К вечеру я отправился проверять качество окопов. Проверка показала, что выучка бойцов оставляет желать лучшего. Ничего удивительного! На обучение бойцов нам дали слишком мало времени. Да и тратили мы то время в основном на политическую подготовку. Да и голодны они были и страдали от жажды. Я был уверен: если враг попрет, нам не выстоять. Терзаемый сомнениями, я сел на край одного из окопов, закурил, разговорился с бойцами. Разговор шел о мирной жизни, о встречах с девушками, о семьях. На небо между тем высыпали крупные звезды. Мы любовались ими, как в последний раз.
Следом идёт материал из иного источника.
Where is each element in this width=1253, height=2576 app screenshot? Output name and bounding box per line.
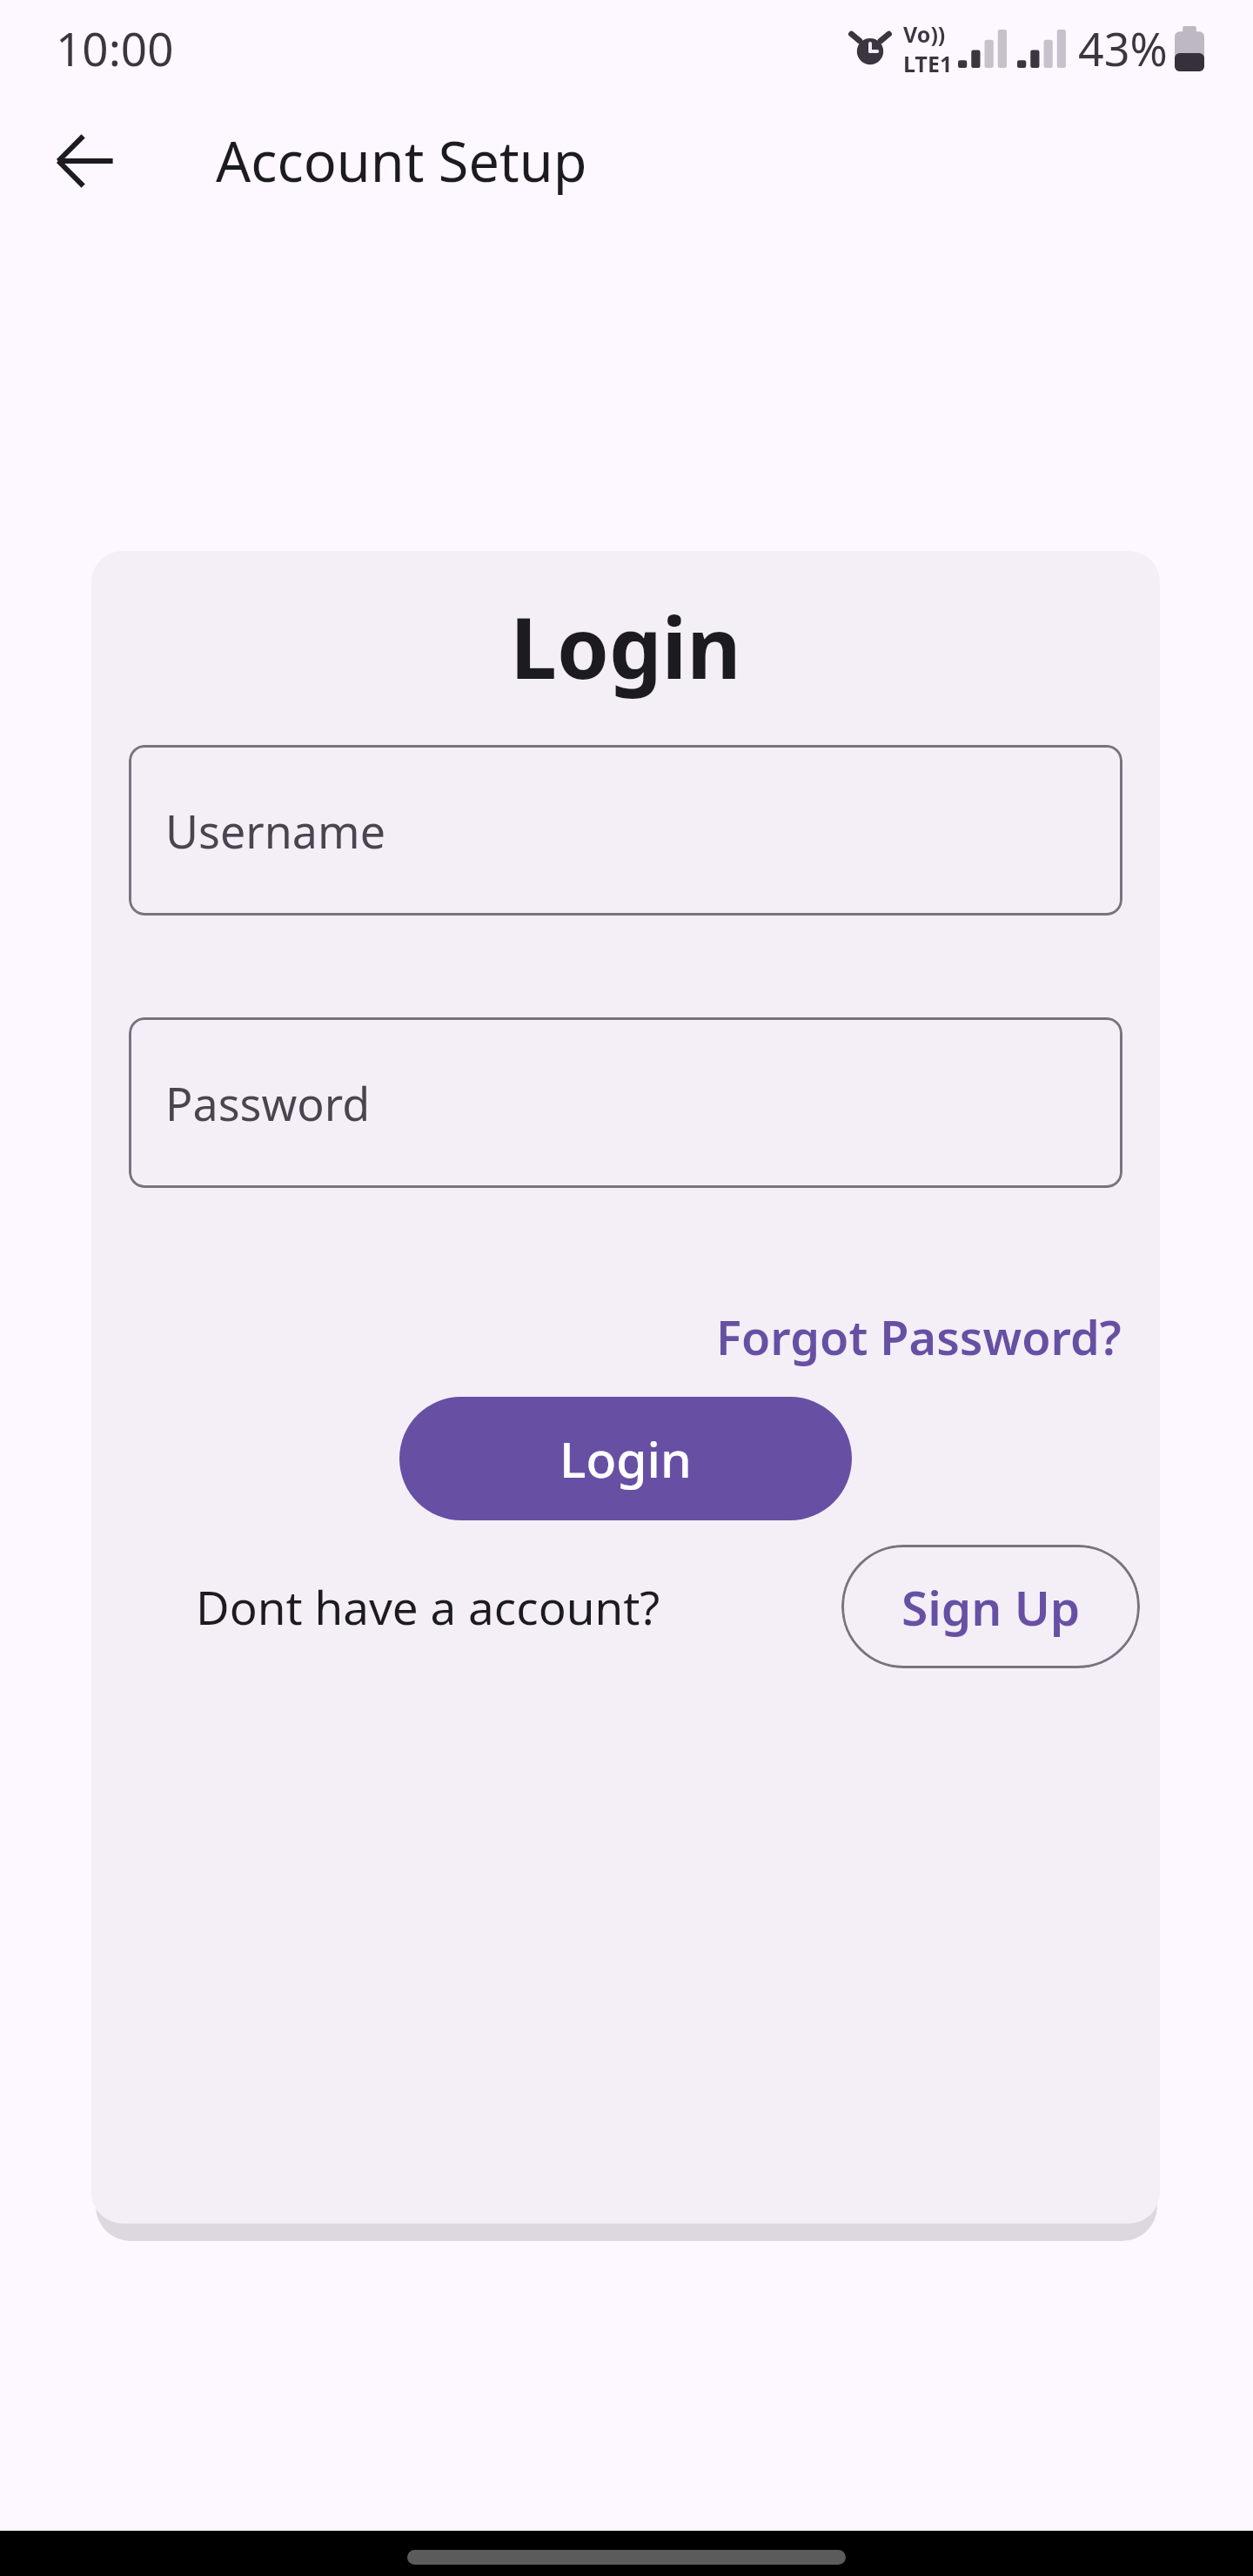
staticText: Forgot Password? — [716, 1305, 1122, 1369]
staticText: LTE1 — [903, 49, 953, 78]
staticText: Username — [165, 800, 385, 862]
staticText: 43% — [1078, 17, 1168, 79]
staticText: Login — [91, 589, 1160, 703]
staticText: 10:00 — [56, 17, 174, 79]
staticText: Sign Up — [901, 1574, 1081, 1640]
button[interactable]: Sign Up — [841, 1545, 1140, 1668]
staticText: Login — [559, 1425, 692, 1493]
button[interactable]: Back — [32, 109, 137, 213]
staticText: Vo)) — [903, 19, 946, 49]
staticText: Account Setup — [216, 124, 587, 198]
button[interactable]: Password — [129, 1017, 1122, 1188]
button[interactable]: Login — [399, 1397, 852, 1520]
button[interactable]: Username — [129, 745, 1122, 916]
button[interactable]: Forgot Password? — [711, 1299, 1127, 1374]
staticText: Dont have a account? — [196, 1575, 660, 1638]
staticText: Password — [165, 1072, 371, 1134]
А наутро был первый наш бой. Из утреннего тумана сначала появились танки. Под их прикрытием шли автоматчики. Издали все они казались ненастоящими, игрушечными — маленькие плоские коробочки танков и солдатики в серых мундирах. Но вот полыхнуло пламя, громыхнуло. Первый снаряд пролетел и разорвался далеко за нашими окопами. За первым выстрелом последовал второй, третий и так далее. Но ни один из них не причинил нам никакого вреда. Я не отдавал приказа открывать огонь, подпуская немцев поближе, но стоило лишь моим бойцам дать первый залп, как немцы залегли. Однако танки продолжали движение. Танки приближались.

По сути, нам нечем было встретить танки, и они свободно прошли нашу линию обороны, проутюжили несколько ячеек и повернули назад. Я поднял людей в атаку. А что еще мне оставалось делать? С криком «Ура!» мы побежали в сторону удалявшихся танков. Те, у кого имелись винтовки, держали их наперевес, а остальные бежали в атаку, держа в руке по гранате-лимонке. Залегшие немцы встретили нас шквальным огнем, и нам пришлось сначала залечь, а потом ползком возвращаться на свои позиции. Среди ровной степи негде укрыться. Я видел на лицах своих бойцов страх, но пока им удавалось преодолевать его. Так закончился наш первый бой. Для меня дело обернулось легкой контузией, следствием которой явились провалы в памяти.

— Вы не помните, как оказались здесь? — спросил я.

Шварцев ответил рассеянно, будто сам страдал от ран и бредил:

— Помню.

Он немного помолчал. Чиркнул зажигалкой, прикурил. Я видел его лицо всего лишь несколько мгновений: сивая щетина от глаз до воротника гимнастерки, темные провалы под бровями. Он затянулся пару раз и продолжил:

— А потом начался долгий марш в сторону Винницы. Мы отступали. Я подсчитал: в те дни мы преодолели триста десять километров. Мы шли маршем, и нас обгоняли колонны машин, танковые колонны. В одном месте довелось увидеть удивительное творение советской технической мысли — тяжелый танк-крепость «За Родину!». Железный колосс напомнил мне вагон бронепоезда, поставленный на гусеницы — несколько пулеметных и орудийных башен красовались на его бортах. Экипаж этого «динозавра» состоит из десяти человек, так? Так-то оно так, однако толку от колосса не оказалось никакого. Непригодный для передвижения по мягкому грунту, он застрял на обочине шоссе. Видно, не оказалось поблизости тягачей, чтобы вытащить танк на дорогу, по которой мы следовали в глубь территории СССР.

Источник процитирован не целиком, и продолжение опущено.